Woody Grant’s sure he’s won a million dollars. His family knows he hasn’t. Nebraska essentially never strays far from that empty ticket. Even the obligatory road trip, complete with reluctant family reunions, rarely wavers from Woody’s need to claim that prize at last.
But despite the sense of forward motion, Nebraska revels in stagnation. People are immutable; relationships fixed points. (Evocative—and honest—is the shot of long-estranged family members hypnotized by TV, having exhausted their hellos and left with nothing else to say.) Director Alexander Payne, who’s lingered on suburbia’s petty purgatories before in Election, opted to film in black and white, framing this world as quietly hopeless, its landscapes often expansive but never quite alive.
That Nebraska even registers as a comedy under these expectations is a credit to its leads.
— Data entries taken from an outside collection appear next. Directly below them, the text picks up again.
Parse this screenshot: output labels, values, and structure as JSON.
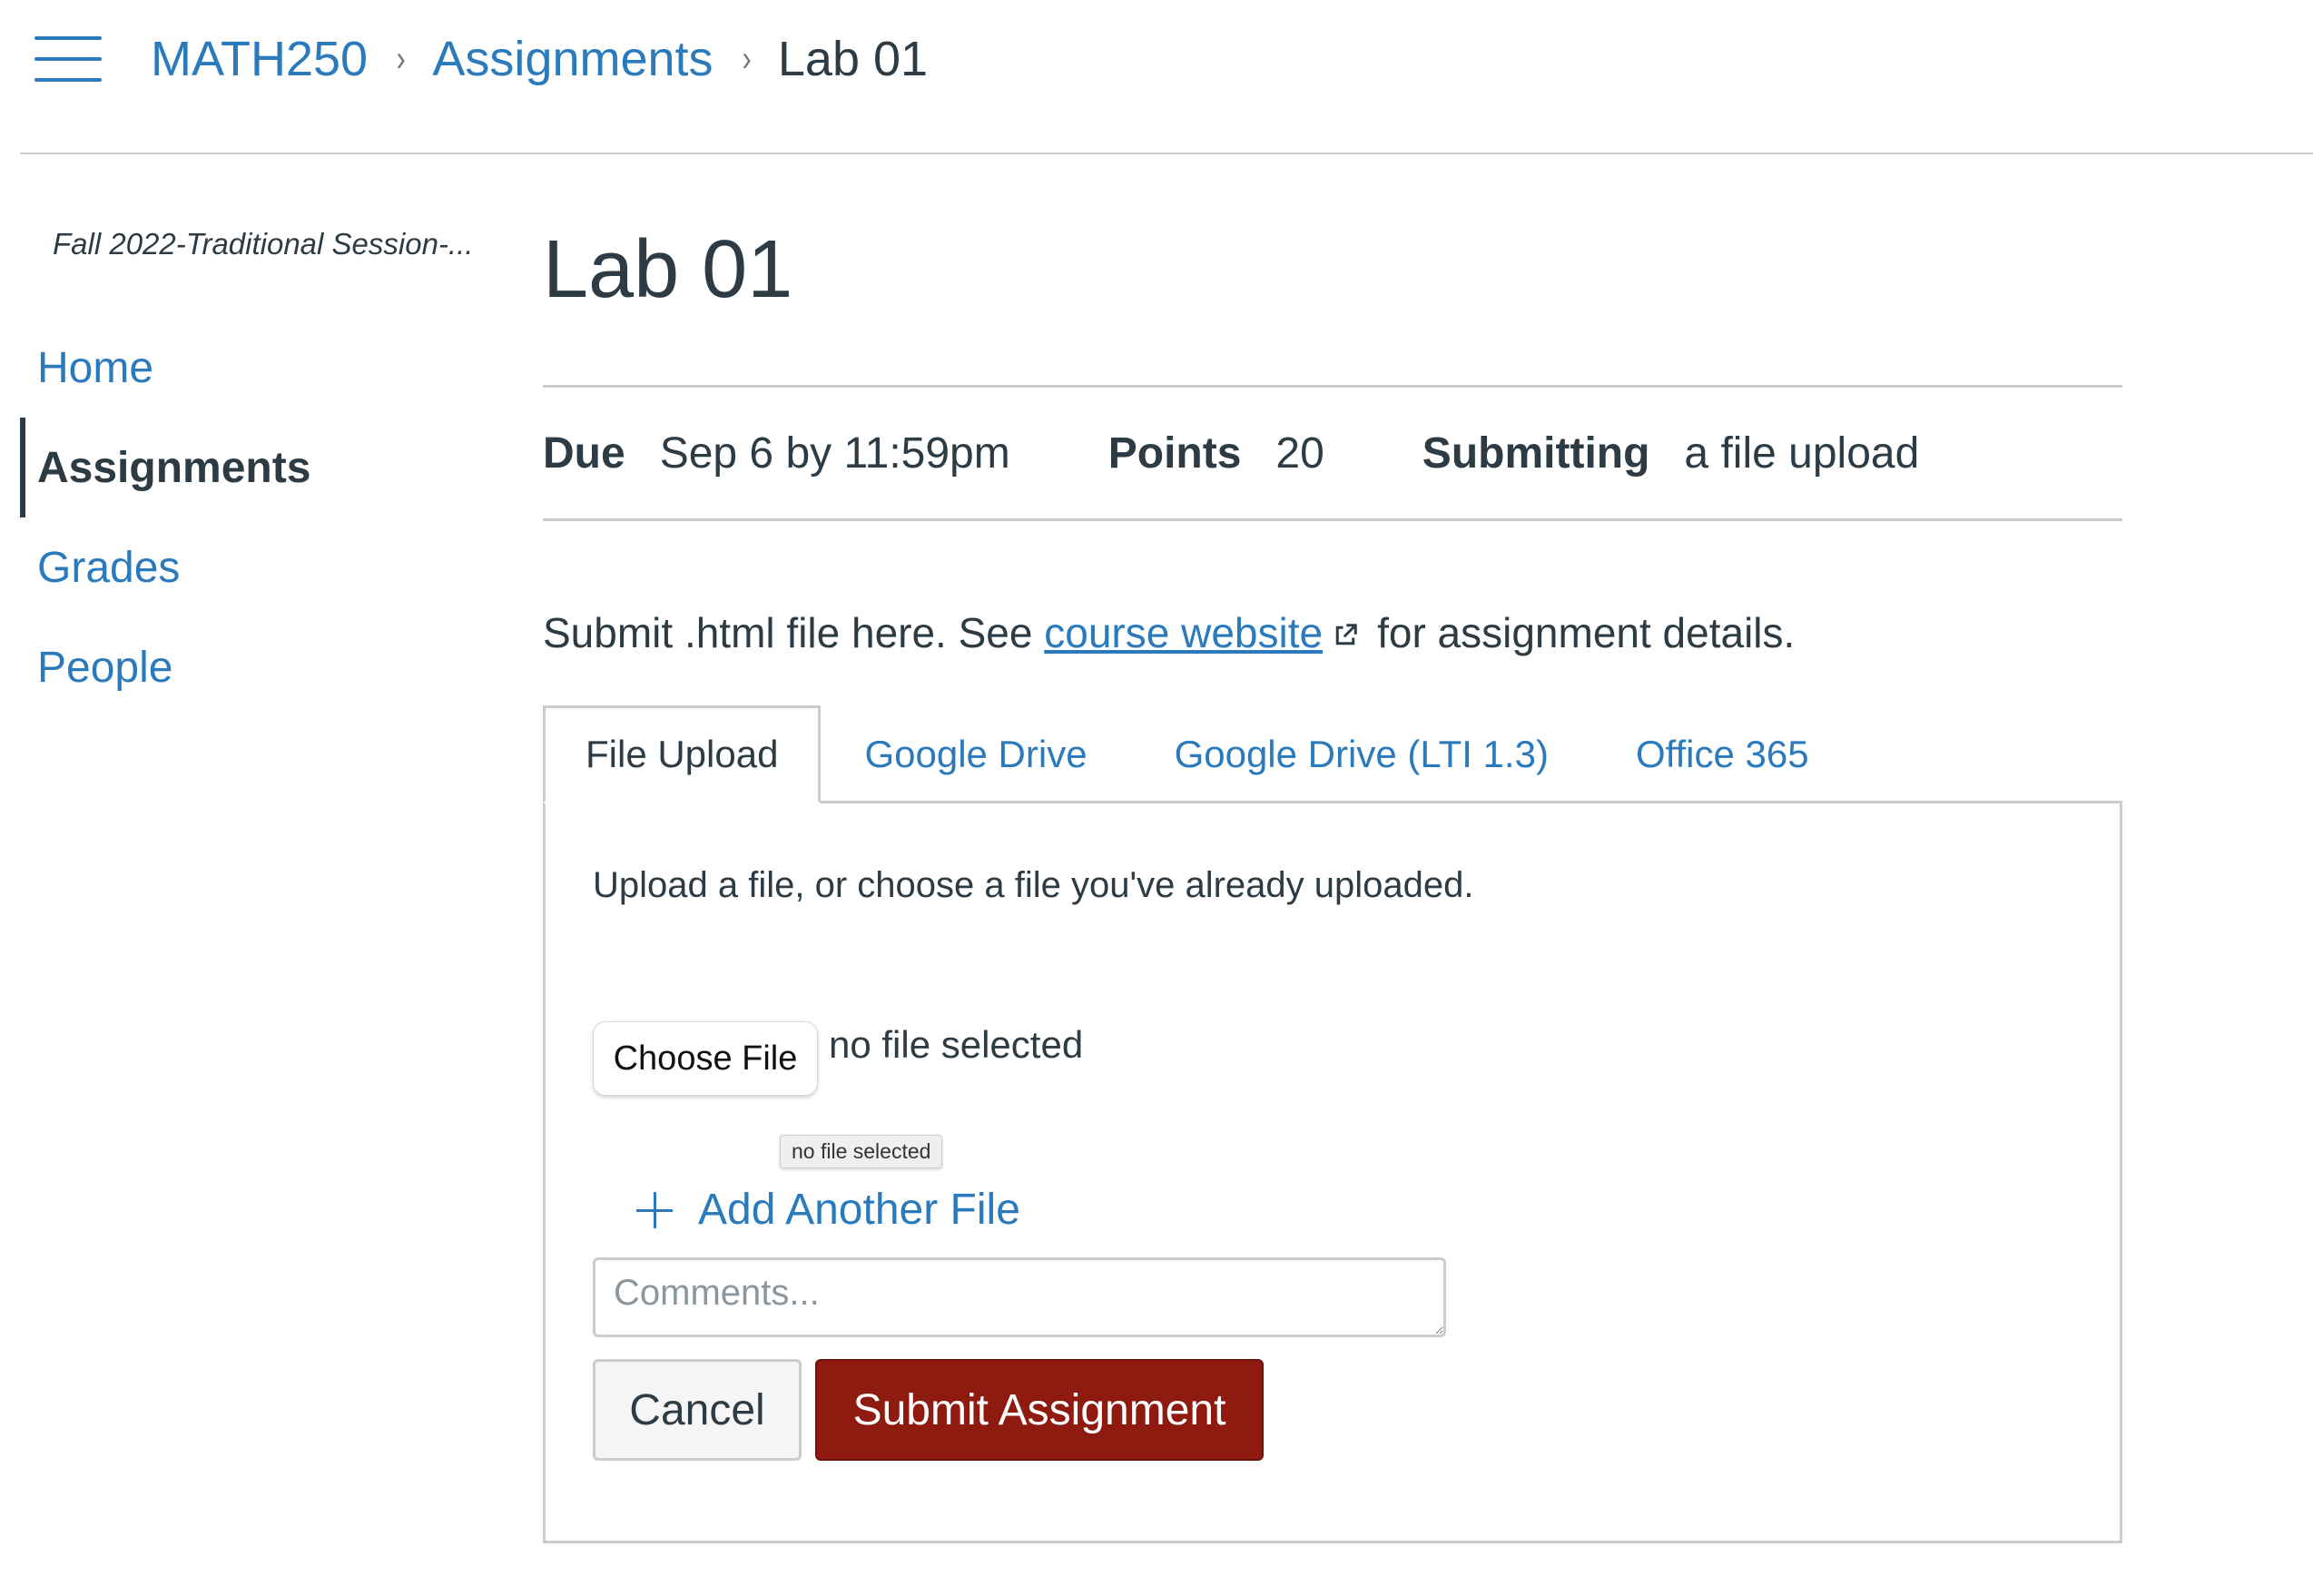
{
  "header": {
    "menu_icon": "hamburger-menu-icon",
    "breadcrumb": [
      "MATH250",
      "Assignments",
      "Lab 01"
    ],
    "separator_glyph": "›",
    "accent_color": "#2b7abc"
  },
  "course_nav": {
    "term": "Fall 2022-Traditional Session-...",
    "items": [
      {
        "label": "Home",
        "active": false
      },
      {
        "label": "Assignments",
        "active": true
      },
      {
        "label": "Grades",
        "active": false
      },
      {
        "label": "People",
        "active": false
      }
    ]
  },
  "assignment": {
    "title": "Lab 01",
    "due_label": "Due",
    "due_value": "Sep 6 by 11:59pm",
    "points_label": "Points",
    "points_value": "20",
    "submitting_label": "Submitting",
    "submitting_value": "a file upload",
    "instructions_before": "Submit .html file here. See",
    "instructions_link": "course website",
    "external_link_icon": "external-link-icon",
    "instructions_after": "for assignment details."
  },
  "submission": {
    "tabs": [
      "File Upload",
      "Google Drive",
      "Google Drive (LTI 1.3)",
      "Office 365"
    ],
    "active_tab": "File Upload",
    "upload_hint": "Upload a file, or choose a file you've already uploaded.",
    "choose_file_label": "Choose File",
    "file_status": "no file selected",
    "tooltip": "no file selected",
    "add_file_label": "Add Another File",
    "add_file_icon": "plus-icon",
    "comments_placeholder": "Comments...",
    "cancel_label": "Cancel",
    "submit_label": "Submit Assignment",
    "submit_color": "#8e1a10"
  }
}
Bruce Dern has made a career of unsympathetically-insightful performances and won Best Actor at Cannes for his portrayal of Woody, an aging alcoholic driven to reach Nebraska but otherwise half-absent from life, infuriating and pitiable by turns. Will Forte’s understated David faces this fool’s errand more kindly than his dad deserves, giving heart to stubborn hopes that might otherwise feel cruel. Woody dreams of air compressors; David builds the journey.
Their dynamic buoys the film’s slower moments, but occasionally gets bogged down in satire that swings at easy targets. With the imaginary million-dollar payday as the crux of all their relationships and revelations, the supporting cast—with the exception of June Squibb as Woody’s sexually-nostalgic wife and Angela McEwan, the “girl who got away”—can come across like a stock collection of small-town dupes, tyrants and down-and-outs.
Still, Nebraska can come close to home and even manages some earnest moments; the rapport of its leads keeps the movie from sinking under its weighty premise. While this film may not be Payne’s sharpest, it’s a road trip that nearly makes it where it’s going.